World
Tony Blair ended a decade as prime minister of Britain Wednesday, handing his resignation to Queen Elizabeth II and turning the office over to Chancelor of the Exchequer Gordon Brown. Brown has vowed to reevaluate British policy in Iraq as the centerpiece of a plan to govern with a lighter touch than Blair. The war, and Britain's involvement in it, are highly unpopular at home. Blair, however, left office saying he was sorry for the danger that British forces face there and in Afghanistan but that "they are fighting for the security of this country and the wider world."
Israeli forces killed at least 12 Palestinian militants Wednesday in their first large-scale raid on the Gaza Strip since Hamas seized control there two weeks ago. The attack centered on the town of Khan Younis, and analysts said it appeared to signal that Israel intends to keep strong military pressure on Hamas as well as trying to drive it deeper into financial and political isolation.
A team from the International Atomic Energy Agency (IAEA) will visit North Korea's Yongbyon nuclear reactor Thursday, reports said. The facility is at the center of efforts to stop the North's nuclear weapons program, and the visit will be the first since the IAEA was expelled five years ago.

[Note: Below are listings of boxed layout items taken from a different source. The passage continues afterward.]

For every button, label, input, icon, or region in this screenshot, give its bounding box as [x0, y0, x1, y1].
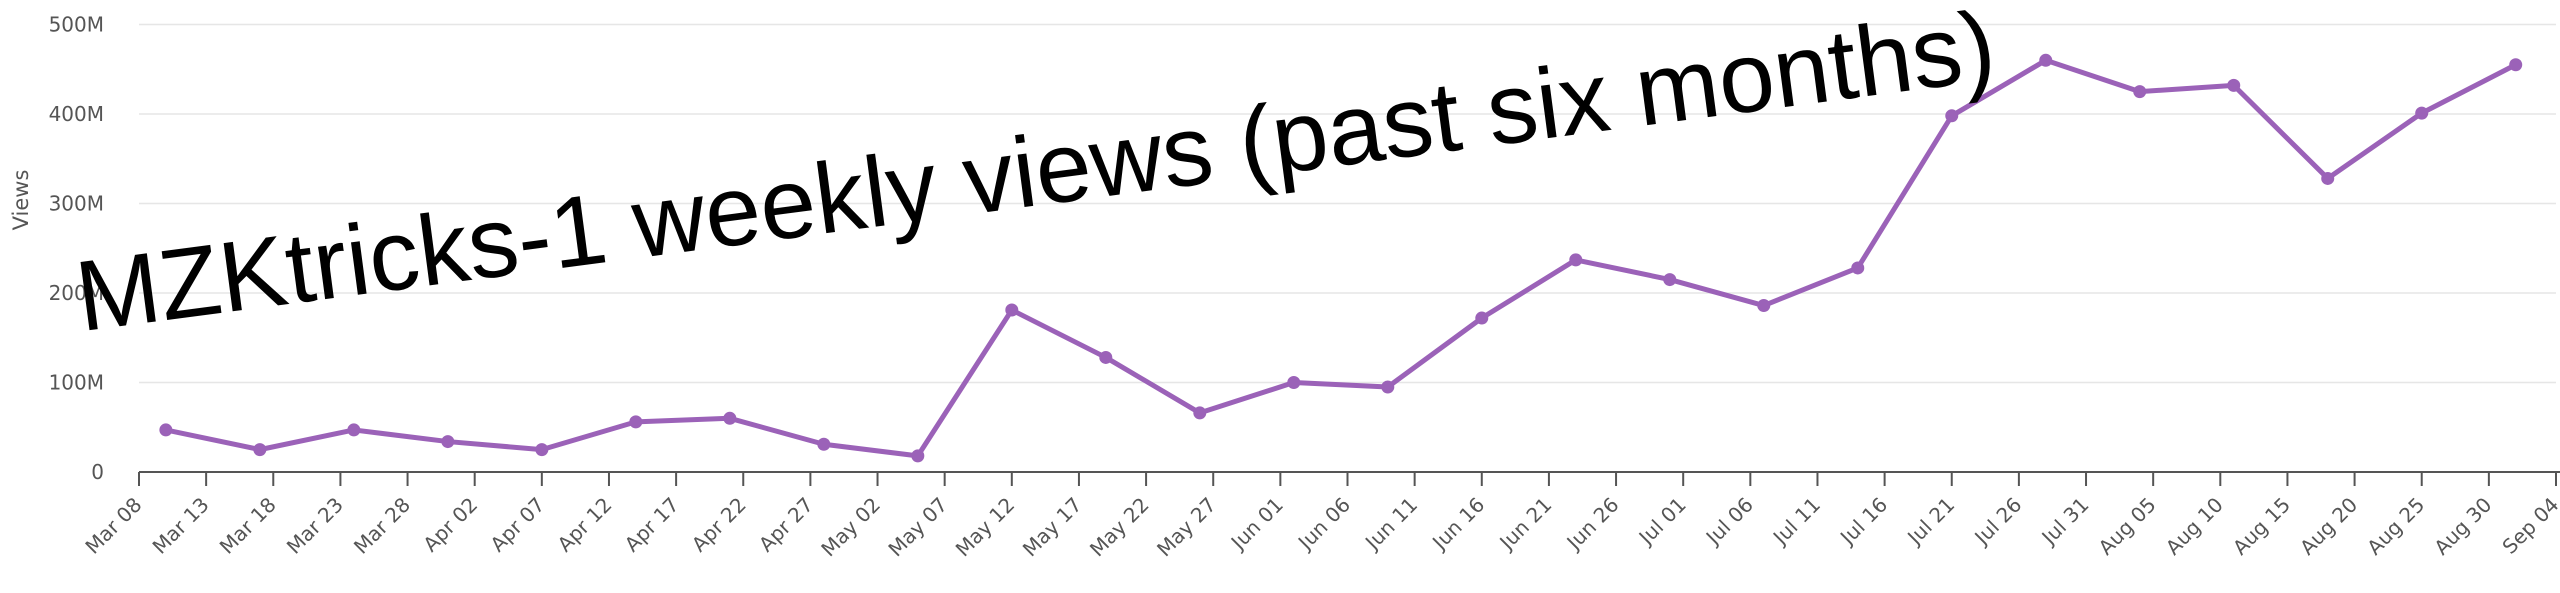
y-tick-label: 100M	[49, 371, 104, 395]
y-axis-label: Views	[9, 170, 33, 231]
x-tick-label: Jul 11	[1767, 493, 1825, 551]
x-tick-label: Apr 27	[754, 493, 818, 557]
x-tick-label: Apr 12	[553, 493, 617, 557]
x-tick-label: Mar 23	[282, 493, 348, 559]
x-tick-label: Jun 26	[1561, 493, 1624, 556]
x-tick-label: Jul 16	[1834, 493, 1892, 551]
x-tick-label: May 27	[1152, 493, 1221, 562]
x-tick-label: Jun 21	[1493, 493, 1556, 556]
data-point	[1663, 273, 1677, 287]
x-tick-label: May 22	[1085, 493, 1154, 562]
data-point	[1945, 109, 1959, 123]
x-tick-label: Mar 13	[148, 493, 214, 559]
x-tick-label: May 07	[884, 493, 953, 562]
data-point	[1757, 299, 1771, 313]
data-point	[1193, 406, 1207, 420]
data-point	[1099, 350, 1113, 364]
y-tick-label: 300M	[49, 192, 104, 216]
x-tick-label: Mar 08	[80, 493, 146, 559]
data-point	[253, 443, 267, 457]
data-point	[2227, 78, 2241, 92]
x-tick-label: Sep 04	[2497, 493, 2560, 559]
y-tick-label: 400M	[49, 102, 104, 126]
data-point	[1851, 261, 1865, 275]
x-tick-label: Jul 31	[2036, 493, 2094, 551]
data-point	[629, 415, 643, 429]
chart-title: MZKtricks-1 weekly views (past six month…	[70, 0, 2002, 353]
x-tick-label: Jul 01	[1633, 493, 1691, 551]
x-tick-label: Aug 15	[2228, 493, 2295, 560]
data-point	[347, 423, 361, 437]
data-point	[911, 449, 925, 463]
x-tick-label: Apr 02	[418, 493, 482, 557]
x-tick-label: Jun 06	[1292, 493, 1355, 556]
data-point	[2039, 53, 2053, 67]
x-tick-label: May 02	[816, 493, 885, 562]
data-point	[1569, 253, 1583, 267]
x-tick-label: Aug 30	[2429, 493, 2496, 560]
y-tick-label: 200M	[49, 281, 104, 305]
y-tick-label: 500M	[49, 13, 104, 37]
data-point	[159, 423, 173, 437]
x-tick-label: Jun 16	[1426, 493, 1489, 556]
x-tick-label: Apr 07	[485, 493, 549, 557]
data-point	[817, 437, 831, 451]
x-tick-label: Jun 01	[1225, 493, 1288, 556]
x-tick-label: May 12	[951, 493, 1020, 562]
x-tick-label: Mar 28	[349, 493, 415, 559]
x-tick-label: Jul 06	[1700, 493, 1758, 551]
data-point	[723, 411, 737, 425]
data-point	[1005, 303, 1019, 317]
x-tick-label: May 17	[1018, 493, 1087, 562]
data-point	[1475, 311, 1489, 325]
x-tick-label: Jul 21	[1901, 493, 1959, 551]
x-tick-label: Aug 05	[2094, 493, 2161, 560]
data-point	[441, 435, 455, 449]
data-point	[2133, 85, 2147, 99]
data-point	[1381, 380, 1395, 394]
x-tick-label: Jun 11	[1359, 493, 1422, 556]
x-tick-label: Mar 18	[215, 493, 281, 559]
data-point	[2415, 106, 2429, 120]
x-tick-label: Aug 20	[2295, 493, 2362, 560]
x-tick-label: Apr 17	[620, 493, 684, 557]
x-tick-label: Aug 25	[2362, 493, 2429, 560]
y-tick-label: 0	[91, 460, 104, 484]
data-line	[165, 57, 2517, 459]
plot-layer	[159, 53, 2523, 463]
x-tick-label: Apr 22	[687, 493, 751, 557]
data-point	[2509, 58, 2523, 72]
x-tick-label: Aug 10	[2161, 493, 2228, 560]
data-point	[535, 443, 549, 457]
data-point	[2321, 171, 2335, 185]
x-tick-label: Jul 26	[1968, 493, 2026, 551]
data-point	[1287, 376, 1301, 389]
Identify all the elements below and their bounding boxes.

But a spokesman for the group stressed that the visit should not be seen as an official inspection. North Korea agreed to close its nuclear facilities in exchange for massive new international aid.

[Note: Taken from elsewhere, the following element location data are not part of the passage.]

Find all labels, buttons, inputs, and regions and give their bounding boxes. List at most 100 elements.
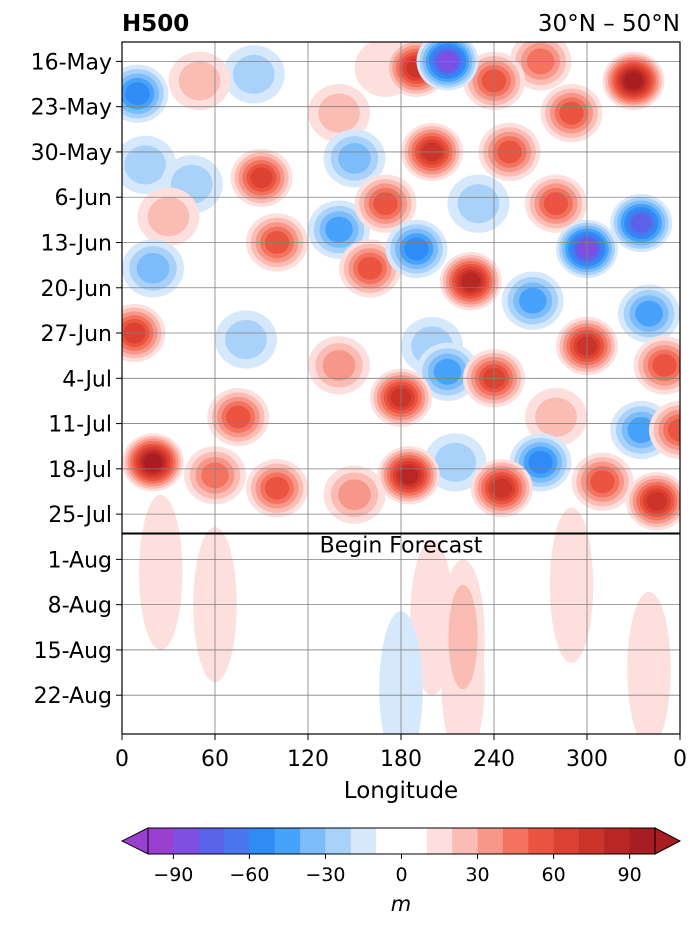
anomaly-contour <box>147 197 190 237</box>
anomaly-feature <box>385 219 448 279</box>
anomaly-feature <box>627 591 671 734</box>
anomaly-contour <box>635 300 663 327</box>
anomaly-feature <box>139 494 183 650</box>
anomaly-feature <box>308 336 370 395</box>
y-tick-label: 22-Aug <box>34 684 112 709</box>
colorbar-swatch <box>350 828 377 854</box>
anomaly-contour <box>543 192 569 216</box>
anomaly-feature <box>525 174 587 233</box>
anomaly-feature <box>509 433 572 492</box>
anomaly-feature <box>122 64 169 123</box>
forecast-annotation: Begin Forecast <box>320 534 483 559</box>
grid-lines <box>121 42 681 734</box>
anomaly-feature <box>602 51 665 110</box>
anomaly-contour <box>124 145 167 185</box>
colorbar-swatch <box>300 828 326 854</box>
y-tick-label: 8-Aug <box>48 594 112 619</box>
colorbar-swatch <box>578 828 605 854</box>
y-tick-label: 27-Jun <box>40 322 112 347</box>
x-tick-label: 60 <box>201 747 229 772</box>
colorbar-swatch <box>173 828 200 854</box>
anomaly-feature <box>610 193 673 253</box>
anomaly-feature <box>649 400 680 460</box>
chart-title-right: 30°N – 50°N <box>538 11 680 37</box>
anomaly-contour <box>559 101 584 125</box>
anomaly-contour <box>136 252 170 284</box>
anomaly-contour <box>448 584 478 690</box>
colorbar-tick-label: 90 <box>618 864 642 886</box>
chart-title-left: H500 <box>122 11 189 37</box>
anomaly-contour <box>373 192 398 216</box>
anomaly-contour <box>631 213 652 233</box>
anomaly-contour <box>646 491 667 511</box>
anomaly-contour <box>338 143 371 174</box>
colorbar-swatch <box>477 828 504 854</box>
colorbar-swatch <box>604 828 631 854</box>
x-tick-label: 120 <box>287 747 329 772</box>
colorbar: −90 −60 −30 0 30 60 90 <box>120 827 682 886</box>
anomaly-contour <box>528 450 553 474</box>
colorbar-swatch <box>629 828 656 854</box>
anomaly-feature <box>618 284 680 343</box>
y-tick-label: 30-May <box>31 141 112 166</box>
anomaly-feature <box>439 252 502 311</box>
anomaly-feature <box>323 129 386 188</box>
anomaly-contour <box>318 93 360 133</box>
colorbar-tick-label: 0 <box>395 864 407 886</box>
colorbar-swatch <box>426 828 453 854</box>
anomaly-feature <box>625 472 680 531</box>
anomaly-contour <box>178 61 221 101</box>
anomaly-contour <box>143 453 163 471</box>
colorbar-swatch <box>528 828 554 854</box>
y-tick-label: 11-Jul <box>48 413 112 438</box>
colorbar-swatch <box>325 828 352 854</box>
anomaly-feature <box>424 433 487 492</box>
anomaly-contour <box>325 216 353 243</box>
y-tick-label: 23-May <box>31 96 112 121</box>
colorbar-swatch <box>249 828 276 854</box>
colorbar-tick-label: −30 <box>305 864 345 886</box>
colorbar-tick-label: 30 <box>465 864 489 886</box>
anomaly-feature <box>441 559 485 715</box>
anomaly-contour <box>139 494 183 650</box>
y-axis: 16-May 23-May 30-May 6-Jun 13-Jun 20-Jun 27-Ju… <box>31 50 122 709</box>
y-tick-label: 6-Jun <box>54 186 112 211</box>
anomaly-feature <box>540 84 603 143</box>
anomaly-feature <box>501 271 564 330</box>
y-tick-label: 4-Jul <box>62 367 112 392</box>
anomaly-contour <box>627 591 671 734</box>
anomaly-feature <box>323 465 386 524</box>
anomaly-contour <box>549 507 594 663</box>
anomaly-feature <box>633 336 680 395</box>
colorbar-swatch <box>274 828 301 854</box>
anomaly-contour <box>652 353 677 377</box>
anomaly-contour <box>404 237 429 261</box>
anomaly-contour <box>535 397 577 437</box>
anomaly-contour <box>667 418 680 442</box>
anomaly-contour <box>226 405 251 429</box>
y-tick-label: 15-Aug <box>34 639 112 664</box>
anomaly-contour <box>357 256 383 280</box>
anomaly-contour <box>433 358 462 385</box>
anomaly-feature <box>122 433 184 492</box>
colorbar-label: m <box>391 892 411 916</box>
colorbar-tick-label: −90 <box>153 864 193 886</box>
x-tick-label: 240 <box>473 747 515 772</box>
colorbar-swatch <box>502 828 529 854</box>
anomaly-feature <box>246 459 308 518</box>
x-tick-label: 180 <box>380 747 422 772</box>
y-tick-label: 13-Jun <box>40 231 112 256</box>
colorbar-extend-low <box>120 827 149 855</box>
colorbar-swatch <box>198 828 225 854</box>
anomaly-feature <box>168 51 231 110</box>
anomaly-feature <box>230 148 293 207</box>
y-tick-label: 18-Jul <box>48 458 112 483</box>
y-tick-label: 20-Jun <box>40 277 112 302</box>
anomaly-contour <box>491 478 512 498</box>
plot-frame <box>121 41 681 735</box>
colorbar-swatch <box>224 828 250 854</box>
anomaly-feature <box>525 388 587 447</box>
anomaly-feature <box>308 84 370 143</box>
anomaly-feature <box>470 459 533 518</box>
anomaly-feature <box>122 239 184 298</box>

Angry Iranians set fire to more than a dozen gas stations in Tehran to protest the sudden enforcement of fuel rationing. Reports of identical incidents in other cities could not be confirmed. Rationing was to have begun May 21 as the government cut gasoline subsidies by 25 percent, causing prices to spike. Iran's limited refining capacity means that more than 50 percent of its fuel must be imported, and the subsidies have saddled the government with massive costs.
A crackdown on food safety has found more than 23,000 contaminated products, China's government announced Wednesday. It said 180 processing plants that had allowed waxes, industrial acids, and other inedible substances into the products have been closed, although most were small, rural, and unlicensed. Investigators now will turn their attention to processors in the cities, a spokesman said.In an unrelated matter, a crackdown will begin next week on slave labor practices in workshops, brick kilns, and coal mines, a statement posted on the government's website said.

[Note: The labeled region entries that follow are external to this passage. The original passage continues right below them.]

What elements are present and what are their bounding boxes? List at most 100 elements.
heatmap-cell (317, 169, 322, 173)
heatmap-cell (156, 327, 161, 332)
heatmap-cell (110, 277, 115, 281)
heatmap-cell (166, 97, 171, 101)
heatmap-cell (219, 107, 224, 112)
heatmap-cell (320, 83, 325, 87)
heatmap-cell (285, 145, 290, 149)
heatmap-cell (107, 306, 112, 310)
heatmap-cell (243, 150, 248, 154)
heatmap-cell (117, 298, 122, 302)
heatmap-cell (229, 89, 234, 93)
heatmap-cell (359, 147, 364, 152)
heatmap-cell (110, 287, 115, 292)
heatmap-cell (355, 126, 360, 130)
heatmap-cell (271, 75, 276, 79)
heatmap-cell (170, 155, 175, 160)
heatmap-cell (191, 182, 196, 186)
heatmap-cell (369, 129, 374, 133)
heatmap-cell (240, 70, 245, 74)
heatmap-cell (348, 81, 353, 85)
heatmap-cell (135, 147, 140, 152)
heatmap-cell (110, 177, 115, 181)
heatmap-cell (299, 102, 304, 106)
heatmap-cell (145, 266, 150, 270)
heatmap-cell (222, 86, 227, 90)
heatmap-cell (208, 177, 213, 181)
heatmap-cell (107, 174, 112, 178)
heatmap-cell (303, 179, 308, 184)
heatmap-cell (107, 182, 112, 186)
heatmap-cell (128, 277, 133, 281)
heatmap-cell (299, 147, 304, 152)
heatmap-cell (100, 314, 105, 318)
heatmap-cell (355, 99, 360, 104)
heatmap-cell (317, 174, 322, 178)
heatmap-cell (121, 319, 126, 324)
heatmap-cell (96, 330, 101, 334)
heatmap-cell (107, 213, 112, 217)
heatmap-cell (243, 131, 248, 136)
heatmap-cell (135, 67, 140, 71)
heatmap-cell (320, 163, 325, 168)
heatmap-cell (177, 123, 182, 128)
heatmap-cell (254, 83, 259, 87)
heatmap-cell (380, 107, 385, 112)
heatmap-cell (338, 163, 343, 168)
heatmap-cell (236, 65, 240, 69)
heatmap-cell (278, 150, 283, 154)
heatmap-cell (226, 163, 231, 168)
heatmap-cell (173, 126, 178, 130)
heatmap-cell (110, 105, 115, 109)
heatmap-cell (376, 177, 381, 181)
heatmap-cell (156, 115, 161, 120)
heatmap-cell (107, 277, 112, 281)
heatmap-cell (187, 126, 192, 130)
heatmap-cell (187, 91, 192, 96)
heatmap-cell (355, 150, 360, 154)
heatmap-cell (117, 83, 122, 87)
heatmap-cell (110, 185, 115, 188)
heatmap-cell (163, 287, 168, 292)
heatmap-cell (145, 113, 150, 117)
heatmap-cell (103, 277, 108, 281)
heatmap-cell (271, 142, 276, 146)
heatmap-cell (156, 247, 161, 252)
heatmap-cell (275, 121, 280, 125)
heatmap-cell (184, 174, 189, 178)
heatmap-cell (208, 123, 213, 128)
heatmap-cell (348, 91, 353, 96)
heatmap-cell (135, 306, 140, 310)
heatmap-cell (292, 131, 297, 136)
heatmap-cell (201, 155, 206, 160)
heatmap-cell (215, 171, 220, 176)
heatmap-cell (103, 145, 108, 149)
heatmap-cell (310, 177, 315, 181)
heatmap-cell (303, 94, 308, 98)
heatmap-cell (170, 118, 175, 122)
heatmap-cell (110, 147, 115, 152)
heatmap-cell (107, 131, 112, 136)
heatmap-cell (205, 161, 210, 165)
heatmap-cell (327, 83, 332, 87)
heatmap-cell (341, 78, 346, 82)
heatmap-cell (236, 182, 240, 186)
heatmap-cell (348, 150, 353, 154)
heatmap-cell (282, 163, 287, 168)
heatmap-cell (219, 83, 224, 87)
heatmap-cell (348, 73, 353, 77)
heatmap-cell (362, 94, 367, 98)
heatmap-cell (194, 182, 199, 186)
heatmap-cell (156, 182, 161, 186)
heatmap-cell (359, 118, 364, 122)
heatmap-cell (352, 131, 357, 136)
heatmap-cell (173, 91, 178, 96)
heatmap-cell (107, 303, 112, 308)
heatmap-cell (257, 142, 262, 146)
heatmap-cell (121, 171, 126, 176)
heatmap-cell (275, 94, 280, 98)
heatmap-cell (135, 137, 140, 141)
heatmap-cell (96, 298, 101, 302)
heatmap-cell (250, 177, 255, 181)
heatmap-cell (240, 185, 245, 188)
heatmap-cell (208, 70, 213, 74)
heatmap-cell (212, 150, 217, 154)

Security precautions were intense in southern Thailand Wednesday for the visit of Muslim World League chief Abdullah bin Abdul Mohsin al-Turki, who was invited by the government for a firsthand look at sectarian tensions there. But his arrival did nothing to halt the spiral of violence in the region. Muslim separatists were blamed for the murder of a soccer team manager, bomb explosions in three grocery stores and an outdoor food stall, and the drive-by shooting of a gas station attendant. A roadside bomb targeting a police patrol also exploded, but too late to cause casualties.
Retailers and transit operators in Zimbabwe were defying a government order to cut prices by as much as half Wednesday, despite the formation of a new police unit to enforce it. The order was announced Tuesday night in an effort to stem spiraling prices, which the Ministry of Trade and Industry said were part of a plot to topple President Robert Mugabe's government. It applies to such basic items as bread, meat, milk, corn meal, bus fares, and newspapers. Zimbabwe's inflation rate, an estimated 5,000 percent, is the world’s highest.
No survivors were found Wednesday in the wreckage of a passenger plane that had been ferrying foreign vacationers between popular tourist sites in Cambodia. Prime Minister Hun Sen said the plane hit a mountain in bad weather Monday as the pilot changed course to avoid storm clouds. The plane had carried 22 people.